O avô de seu bisavô era escravo.
Ou era senhor proprietário de escravos. Um escravocrata.
Ou era agressor. Bêbado.
Marinheiro ou portuário. Ou estava aprendendo as novas ferramentas. Sonhando com um novo mundo. Morrendo em um velho mundo.
O avô de seu bisavô era um europeu antissemita.
Era um racista ou talvez nunca tivesse visto um negro.
Ou veio ao Brasil de navio. Escravo. Ou era neto de quem veio ao Brasil. De navio. Escravo.
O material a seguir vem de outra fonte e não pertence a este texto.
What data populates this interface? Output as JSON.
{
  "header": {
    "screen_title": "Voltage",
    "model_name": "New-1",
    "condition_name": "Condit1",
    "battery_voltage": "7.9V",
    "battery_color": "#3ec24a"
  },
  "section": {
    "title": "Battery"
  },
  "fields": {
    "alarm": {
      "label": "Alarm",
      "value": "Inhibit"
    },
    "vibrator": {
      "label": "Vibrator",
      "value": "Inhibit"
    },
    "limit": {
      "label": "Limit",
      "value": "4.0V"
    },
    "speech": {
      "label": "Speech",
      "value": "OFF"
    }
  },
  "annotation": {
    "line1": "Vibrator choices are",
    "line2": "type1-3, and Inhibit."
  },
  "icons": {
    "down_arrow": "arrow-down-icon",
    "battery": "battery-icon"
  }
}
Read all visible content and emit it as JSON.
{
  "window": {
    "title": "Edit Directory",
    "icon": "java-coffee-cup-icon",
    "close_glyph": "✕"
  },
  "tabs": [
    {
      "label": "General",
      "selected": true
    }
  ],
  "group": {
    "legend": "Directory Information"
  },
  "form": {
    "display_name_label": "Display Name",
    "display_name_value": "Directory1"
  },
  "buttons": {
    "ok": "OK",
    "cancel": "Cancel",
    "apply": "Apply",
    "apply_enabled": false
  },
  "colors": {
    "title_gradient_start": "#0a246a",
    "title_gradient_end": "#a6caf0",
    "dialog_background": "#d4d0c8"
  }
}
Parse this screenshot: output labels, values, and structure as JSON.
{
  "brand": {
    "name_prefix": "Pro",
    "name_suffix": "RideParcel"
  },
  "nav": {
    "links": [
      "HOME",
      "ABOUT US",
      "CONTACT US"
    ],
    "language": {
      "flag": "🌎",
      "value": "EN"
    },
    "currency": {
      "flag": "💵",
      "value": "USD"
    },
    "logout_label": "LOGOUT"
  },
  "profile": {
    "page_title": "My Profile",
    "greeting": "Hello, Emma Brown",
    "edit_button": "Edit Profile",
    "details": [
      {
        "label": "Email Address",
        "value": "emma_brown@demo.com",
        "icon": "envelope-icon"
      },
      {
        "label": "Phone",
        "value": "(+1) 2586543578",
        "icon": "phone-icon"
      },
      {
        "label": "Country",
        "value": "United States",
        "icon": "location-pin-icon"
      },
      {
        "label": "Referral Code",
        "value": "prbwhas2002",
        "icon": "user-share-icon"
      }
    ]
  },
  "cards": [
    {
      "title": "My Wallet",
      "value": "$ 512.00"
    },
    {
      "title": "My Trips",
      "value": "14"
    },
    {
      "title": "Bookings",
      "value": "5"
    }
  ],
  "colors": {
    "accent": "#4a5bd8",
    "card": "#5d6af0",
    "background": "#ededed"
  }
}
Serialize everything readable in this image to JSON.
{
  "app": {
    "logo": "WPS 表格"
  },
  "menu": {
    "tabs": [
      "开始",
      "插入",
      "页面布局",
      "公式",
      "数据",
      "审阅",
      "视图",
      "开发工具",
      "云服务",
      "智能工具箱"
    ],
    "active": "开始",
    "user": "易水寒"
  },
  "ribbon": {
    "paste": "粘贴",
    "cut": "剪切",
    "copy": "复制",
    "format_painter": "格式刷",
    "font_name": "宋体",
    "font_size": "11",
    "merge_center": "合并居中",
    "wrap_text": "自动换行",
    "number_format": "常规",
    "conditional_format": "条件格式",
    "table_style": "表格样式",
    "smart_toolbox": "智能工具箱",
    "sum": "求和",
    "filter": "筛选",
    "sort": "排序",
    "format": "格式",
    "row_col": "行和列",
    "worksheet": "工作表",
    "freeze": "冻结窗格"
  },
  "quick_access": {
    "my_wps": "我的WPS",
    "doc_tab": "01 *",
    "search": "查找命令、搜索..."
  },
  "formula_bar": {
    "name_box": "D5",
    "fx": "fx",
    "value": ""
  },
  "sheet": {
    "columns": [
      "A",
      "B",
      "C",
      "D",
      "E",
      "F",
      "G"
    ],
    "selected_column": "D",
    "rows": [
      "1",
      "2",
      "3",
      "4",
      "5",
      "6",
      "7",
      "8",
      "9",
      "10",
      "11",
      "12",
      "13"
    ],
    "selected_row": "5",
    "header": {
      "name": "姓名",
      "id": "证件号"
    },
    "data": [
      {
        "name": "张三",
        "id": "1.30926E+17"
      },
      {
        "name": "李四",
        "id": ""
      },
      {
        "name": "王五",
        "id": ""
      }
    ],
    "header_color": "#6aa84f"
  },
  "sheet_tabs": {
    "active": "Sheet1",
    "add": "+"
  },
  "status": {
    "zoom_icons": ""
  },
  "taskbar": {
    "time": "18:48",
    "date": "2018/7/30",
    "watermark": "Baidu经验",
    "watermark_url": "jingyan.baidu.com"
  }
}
Ou se revoltou com as monarquias. Ou serviu as monarquias. Ou comprou escravos. Ou trabalhou com escravos. Ou teria direito a terras. Ou teria direito a nada.
O avô de seu bisavô talvez se achasse mais importante do que outros. Que teria mais direitos. Sobre as propriedades de terra. Sobre pessoas. Sobre a esposa arranjada. Sobre a esposa comprada. Sobre a venda da alma da filha. Para outra família. Que ele escolhesse.
O bisavô de seu bisavô talvez fosse angolano. Mas nem existia o país. Talvez fosse moçambicano. Mas nem existia o país. Talvez fosse camaronês. Mas nem existia o país. Talvez fosse ganês. Mas nem existia o país. Era de alguma aldeia ou de alguma etnia. Era de guerrear na própria África. Ou era da paz. Não mais.
O bisavô de seu bisavô era indígena. Ou trabalhou escravo ao lado de indígenas. Ou caçou indígenas. Ou lavou as mãos nos afluentes brasileiros.
O avô de seu bisavô te daria orgulho e resistência. Ou vergonha. Ou ele não te entenderia. Nem mais entenderia o mundo tão mais profundo. Será? Mas a maioria nem pensa nisso. Segue o fluxo e as leis vigentes. Mais uma geração de gente. Quantas mais? Quem será o último neto?